How long? How long will this grief last? You were not my everything, but you took up much of my life. I miss you. It seems like you're just a blurry memory now and that scares me. I get that we're becoming different people, but I miss what we had as friends, where we just connected on things. I miss our long talks, I miss you calling me to complain about things and me giving you a sermon, I miss hearing you cry on my shoulder, I miss going to the park with you, I miss driving you everywhere, I miss your presence in my life. I miss knowing what to pray about for you. I miss being nonchalant about me liking you and in a way, I still miss liking you. I miss having things to tell you. I miss journaling about you and writing you poems. I miss going to shows together and I miss playing them together. I miss telling you your taste in music kind of sucks. I miss representing Christ to you in everything I do. I miss you filling that whole in my heart where an awkward kid needs to be. But I pray the good Lord will replace it and restore it.

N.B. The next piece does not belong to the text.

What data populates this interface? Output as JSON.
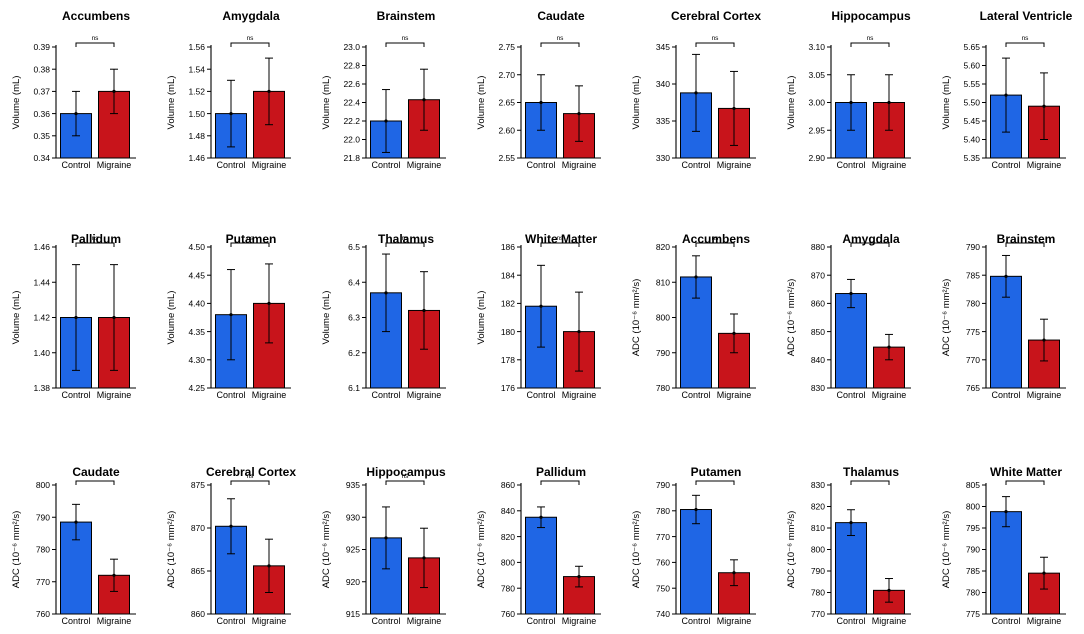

I don't know really where you're at or what you're doing and that bothers me, because I used to always know. I miss sending a billion texts of the same thing to your phone and you being surprised. I miss you being the catalyst for a lot of my action. And I miss sticking up for you. I miss looking out for you and always having your back. I miss telling you which direction you should head in next in life.
I miss a lot about us. That was 7 months of a relationship and 2 years of a friendship. We made each other. Who's going to make me now?
Jesus is Author and Creator, but He also sends people like you so I may have joy in my life. Where is the joy now? Oh where, oh where have you gone, true, pure joy?
I just want this sad song to mean something so sweet to somebody other than me.